Two lactic acid bacterial genera including Lactobacillus and Enterococcus were differentially regulated by SBO among the abundant OTUs in the cecum, however, no statistical differences were observed on the relative abundance of these bacterial genera between treatments, which may be related with the adding levels of SBO (Additional file 3). Lactic acid bacteria provide a myriad of beneficial effects to the host, and are widely used as probiotics in animal production [37, 38]. It is interesting to note that Lactobacillus was upregulated by 0.5, 2.0, and 3.5 g/kg SBO, while the Enterococcus was obviously reduced in response to 0.5, 2.0, and 3.5 g/kg SBO. An upregulation in the Lactobacillus abundance is consistent with earlier observations that SBO administration was associated with population of the Lactobacillus species [17, 39]. The lactate concentration in excreta was significantly positive correlation with Lactobacillus in the cecum (Table 4). Both Lactobacillus spp. and acetate production in the cecum of chickens by xylo-oligosaccharides treated diets have been shown to be increased, may promote intestinal health [40].The abundance of Enterococcus was reduced by lower levels of SBO (Additional file 3). Enterobacter aerogenes has been showed to be responsible for the degradation of L-tryptophan to skatole in cecum of broilers [18]. A lone Proteobacteria (Escherichia) was also reduced by all levels of SBO and CHL, and significantly positive correlation with the levels of skatole in excreta, which is in agreement of earlier reports of a downregulation of Escherichia in response to in-feed SBO[16, 18]. Escherichia is a typical harmful bacterium in the intestinal tract that is involved in the degradation of tryptophan to indole [41]. These results collectively suggest that SBO has a strong tendency improve the intestinal microbial balance [3] by favouring a quick proliferation of beneficial strains and inhibiting the growth of pathogenic microbes [7] and then contributes to reduce the production of odor compounds [18, 42].
Our results show that a higher positive correlation for acetate versus Faecalibacterium, which is a bacterial stain known to ferment mono-oligosaccharides and oligosaccharides into butyrate and lactate [31]. The intestinal metabolite skatole is generated by decarboxylation of indoleacetic acid by Bacteroides spp. and Clostridium spp. [43]. Indole formation is converted from tryptophan via the action of the enzyme tryptophanase, which is expressed in many Gram-positive bacterial species including Escherichia coli, Clostridium spp. and Bacteroides spp. [44–46]. Our results show that a positive correlation for indole versus Bilophila, skatole versus Bacteroides, Bilophila and Escherichia, which is in agreement of earlier report of Uncultured Lachnospiraceae bacterium and Bacteroides sp. are associated with the production of major odor-causing compounds in the excreta of broilers [3].

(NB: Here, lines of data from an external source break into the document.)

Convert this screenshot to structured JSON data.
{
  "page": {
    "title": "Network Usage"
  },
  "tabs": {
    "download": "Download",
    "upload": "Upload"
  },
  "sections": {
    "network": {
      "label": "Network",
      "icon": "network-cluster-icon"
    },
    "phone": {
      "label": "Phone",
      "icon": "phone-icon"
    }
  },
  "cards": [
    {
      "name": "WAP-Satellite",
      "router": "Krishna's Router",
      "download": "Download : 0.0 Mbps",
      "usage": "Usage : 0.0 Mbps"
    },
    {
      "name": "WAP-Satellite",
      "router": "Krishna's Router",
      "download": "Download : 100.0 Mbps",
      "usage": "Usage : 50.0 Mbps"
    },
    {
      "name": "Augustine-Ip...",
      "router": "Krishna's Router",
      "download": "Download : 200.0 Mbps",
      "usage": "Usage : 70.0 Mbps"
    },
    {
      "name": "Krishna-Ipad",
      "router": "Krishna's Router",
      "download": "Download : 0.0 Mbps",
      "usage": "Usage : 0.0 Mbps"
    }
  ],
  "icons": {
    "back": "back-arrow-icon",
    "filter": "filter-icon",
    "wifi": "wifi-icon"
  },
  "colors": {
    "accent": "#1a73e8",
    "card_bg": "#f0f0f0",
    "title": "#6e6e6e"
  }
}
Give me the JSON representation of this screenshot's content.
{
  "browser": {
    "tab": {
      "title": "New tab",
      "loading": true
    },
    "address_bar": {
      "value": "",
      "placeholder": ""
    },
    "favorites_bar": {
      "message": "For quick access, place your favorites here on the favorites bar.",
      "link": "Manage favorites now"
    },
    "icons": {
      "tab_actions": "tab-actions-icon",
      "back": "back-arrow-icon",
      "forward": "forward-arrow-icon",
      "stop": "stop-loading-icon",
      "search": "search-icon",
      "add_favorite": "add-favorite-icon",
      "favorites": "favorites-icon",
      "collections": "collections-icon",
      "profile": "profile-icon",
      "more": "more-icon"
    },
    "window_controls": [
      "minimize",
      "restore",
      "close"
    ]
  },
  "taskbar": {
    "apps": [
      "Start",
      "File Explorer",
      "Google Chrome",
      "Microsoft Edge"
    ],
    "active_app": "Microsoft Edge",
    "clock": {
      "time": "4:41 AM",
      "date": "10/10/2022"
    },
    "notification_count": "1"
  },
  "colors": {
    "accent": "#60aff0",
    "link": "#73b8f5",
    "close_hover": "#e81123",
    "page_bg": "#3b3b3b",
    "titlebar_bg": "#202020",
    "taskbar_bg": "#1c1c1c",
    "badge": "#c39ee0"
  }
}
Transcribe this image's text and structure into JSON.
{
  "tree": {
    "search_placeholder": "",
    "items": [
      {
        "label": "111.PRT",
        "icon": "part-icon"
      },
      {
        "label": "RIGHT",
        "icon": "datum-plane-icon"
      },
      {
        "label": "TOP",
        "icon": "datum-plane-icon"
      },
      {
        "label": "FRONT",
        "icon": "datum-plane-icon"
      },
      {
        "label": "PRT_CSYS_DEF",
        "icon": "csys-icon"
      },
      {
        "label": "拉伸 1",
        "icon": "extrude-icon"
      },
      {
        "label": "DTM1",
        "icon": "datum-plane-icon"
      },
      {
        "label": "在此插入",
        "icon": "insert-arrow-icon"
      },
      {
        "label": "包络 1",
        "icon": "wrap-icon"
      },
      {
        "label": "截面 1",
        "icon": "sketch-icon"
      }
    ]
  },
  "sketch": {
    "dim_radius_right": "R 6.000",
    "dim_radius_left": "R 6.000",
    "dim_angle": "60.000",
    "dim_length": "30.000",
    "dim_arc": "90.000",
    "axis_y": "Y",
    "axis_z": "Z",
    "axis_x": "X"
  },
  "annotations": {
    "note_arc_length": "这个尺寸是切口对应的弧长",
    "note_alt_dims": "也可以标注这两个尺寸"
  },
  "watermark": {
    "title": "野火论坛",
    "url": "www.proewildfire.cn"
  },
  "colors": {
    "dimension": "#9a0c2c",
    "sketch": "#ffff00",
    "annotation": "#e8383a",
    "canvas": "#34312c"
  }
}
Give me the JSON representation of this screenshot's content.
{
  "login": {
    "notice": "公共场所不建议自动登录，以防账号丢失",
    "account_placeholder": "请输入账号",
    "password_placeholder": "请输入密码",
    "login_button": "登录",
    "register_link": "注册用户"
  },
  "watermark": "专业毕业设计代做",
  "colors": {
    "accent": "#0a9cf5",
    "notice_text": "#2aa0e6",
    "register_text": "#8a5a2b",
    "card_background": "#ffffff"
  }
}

Indole and skatole are mainly produced by the microbial degradation of several substrates of cecum of broilers. The present study demonstrated that supplementation of broilers dietary SBO significantly reduced the production of odor compounds in excreta, and this effect was associated with cecal microbiota composition, in comparison to its un-supplemented control counterpart, and these partly similar to those of CHL individuals.